Ese es el “huevo de la serpiente” de la decadencia argentina que se debe transparentar. Porque las simples denuncias de poco sirven. Esta es la matriz de una cultura profundamente autoritaria, que nos hace ver al que piensa diferente como un enemigo, y de una cultura de ilegalidad que nos hace pensar que la corrupción es algo así como una versión modernizante de la viveza criolla y que sin ella nuestros gobernantes no tendrían eficacia en la gestión de la cosa pública. Por eso los perdonamos. Y aquí está la explicación de esa extraña relación que los argentinos tenemos con la ley. Necesidad vital de seguridad y un desprecio inconsciente por la ley.
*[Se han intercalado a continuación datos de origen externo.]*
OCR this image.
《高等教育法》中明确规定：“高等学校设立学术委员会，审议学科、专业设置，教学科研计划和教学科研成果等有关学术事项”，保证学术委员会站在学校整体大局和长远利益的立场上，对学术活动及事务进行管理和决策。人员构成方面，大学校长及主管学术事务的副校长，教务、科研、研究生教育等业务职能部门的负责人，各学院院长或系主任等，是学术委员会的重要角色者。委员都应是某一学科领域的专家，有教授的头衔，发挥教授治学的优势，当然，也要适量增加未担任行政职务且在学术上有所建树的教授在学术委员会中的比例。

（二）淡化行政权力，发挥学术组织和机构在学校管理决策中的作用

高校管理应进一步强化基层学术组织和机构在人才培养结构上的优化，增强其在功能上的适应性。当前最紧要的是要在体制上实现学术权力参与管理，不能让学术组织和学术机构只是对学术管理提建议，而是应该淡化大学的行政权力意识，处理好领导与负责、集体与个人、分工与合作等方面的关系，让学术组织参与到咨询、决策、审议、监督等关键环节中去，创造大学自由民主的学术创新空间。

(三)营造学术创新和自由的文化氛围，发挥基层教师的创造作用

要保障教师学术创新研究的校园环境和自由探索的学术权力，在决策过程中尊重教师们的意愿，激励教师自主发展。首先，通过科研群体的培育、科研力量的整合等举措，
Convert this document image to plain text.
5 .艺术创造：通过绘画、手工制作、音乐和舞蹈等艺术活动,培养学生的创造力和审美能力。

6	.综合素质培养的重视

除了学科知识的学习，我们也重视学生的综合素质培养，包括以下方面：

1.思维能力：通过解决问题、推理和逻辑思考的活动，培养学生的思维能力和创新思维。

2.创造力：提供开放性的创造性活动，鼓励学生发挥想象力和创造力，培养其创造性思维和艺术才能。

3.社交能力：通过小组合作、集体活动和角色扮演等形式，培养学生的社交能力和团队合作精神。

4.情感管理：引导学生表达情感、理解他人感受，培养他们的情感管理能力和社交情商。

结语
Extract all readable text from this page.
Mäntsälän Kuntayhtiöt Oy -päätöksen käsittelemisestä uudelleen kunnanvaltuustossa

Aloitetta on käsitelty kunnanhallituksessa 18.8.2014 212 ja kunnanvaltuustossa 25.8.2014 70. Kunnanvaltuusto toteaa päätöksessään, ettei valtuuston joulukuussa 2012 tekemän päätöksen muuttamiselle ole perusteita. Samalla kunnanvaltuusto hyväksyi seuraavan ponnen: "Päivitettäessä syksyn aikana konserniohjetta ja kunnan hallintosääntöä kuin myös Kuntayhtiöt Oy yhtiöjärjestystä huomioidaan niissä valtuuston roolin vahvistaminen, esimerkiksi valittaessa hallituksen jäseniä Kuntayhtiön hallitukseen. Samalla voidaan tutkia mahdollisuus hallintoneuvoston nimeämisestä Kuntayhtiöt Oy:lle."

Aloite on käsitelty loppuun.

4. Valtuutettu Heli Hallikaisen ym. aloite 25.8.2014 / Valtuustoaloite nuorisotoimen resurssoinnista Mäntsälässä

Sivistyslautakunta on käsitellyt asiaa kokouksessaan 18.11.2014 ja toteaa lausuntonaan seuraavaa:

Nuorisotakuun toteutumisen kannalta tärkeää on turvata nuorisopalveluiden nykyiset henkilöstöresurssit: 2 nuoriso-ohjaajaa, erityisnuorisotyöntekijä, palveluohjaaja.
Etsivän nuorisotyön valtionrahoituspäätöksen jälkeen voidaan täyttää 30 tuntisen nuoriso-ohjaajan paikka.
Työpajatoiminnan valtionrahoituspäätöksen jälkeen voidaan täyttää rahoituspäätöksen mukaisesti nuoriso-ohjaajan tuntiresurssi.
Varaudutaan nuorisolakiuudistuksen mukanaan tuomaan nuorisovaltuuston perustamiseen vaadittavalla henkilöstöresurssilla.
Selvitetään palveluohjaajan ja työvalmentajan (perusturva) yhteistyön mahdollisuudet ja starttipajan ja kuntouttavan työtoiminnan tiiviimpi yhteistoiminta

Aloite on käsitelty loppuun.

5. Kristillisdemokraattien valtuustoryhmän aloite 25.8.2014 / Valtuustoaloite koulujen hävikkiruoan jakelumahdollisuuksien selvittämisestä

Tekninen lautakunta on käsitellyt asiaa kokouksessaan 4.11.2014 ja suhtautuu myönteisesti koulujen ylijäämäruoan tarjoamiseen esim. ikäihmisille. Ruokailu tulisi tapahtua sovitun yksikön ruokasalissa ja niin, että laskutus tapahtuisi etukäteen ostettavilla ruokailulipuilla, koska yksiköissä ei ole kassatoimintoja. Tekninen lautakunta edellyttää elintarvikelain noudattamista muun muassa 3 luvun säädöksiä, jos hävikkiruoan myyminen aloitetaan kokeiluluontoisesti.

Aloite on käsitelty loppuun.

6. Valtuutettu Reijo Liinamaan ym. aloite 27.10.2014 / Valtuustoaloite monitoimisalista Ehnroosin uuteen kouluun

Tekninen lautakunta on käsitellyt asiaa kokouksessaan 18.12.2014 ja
Esa extraña relación entre el argentino y la ley tiene expresión también en el voto popular. Desde 1983, la tendencia del voto argentino está marcada por la dialéctica orden/caos. Así como el argentino reclama seguridad ciudadana sin asumir compromiso alguno con la ley, del mismo modo vota siempre por el orden sin importarle demasiado el costo que debe pagar por ese orden en términos principalmente de respeto a la ley y de respeto al que piensa diferente. Alfonsín fue el orden simbólico de la democracia. Menem fue el orden del neoliberalismo. Kirchner, el orden del falso progresismo. En treinta años, el argentino siempre ha votado por el orden pero con contenidos ideológicos y políticos absolutamente contradictorios. Lo único común en esa tendencia del voto popular argentino es que se trata de un orden sin mayores compromisos con la ley ni tampoco con la transparencia en el manejo del gobierno o de las empresas. Es un orden vacío y peligroso que sólo conviene a los que mandan, que no quieren en realidad que nada cambie.
La inseguridad ciudadana, la desigualdad social y la impunidad de la corrupción son tres hermanas muy unidas. Es inescrupuloso prometerles a los argentinos seguridad ciudadana sin hablar de impunidad de la corrupción y sin reconocer la existencia en la Argentina de una muy injusta distribución del ingreso.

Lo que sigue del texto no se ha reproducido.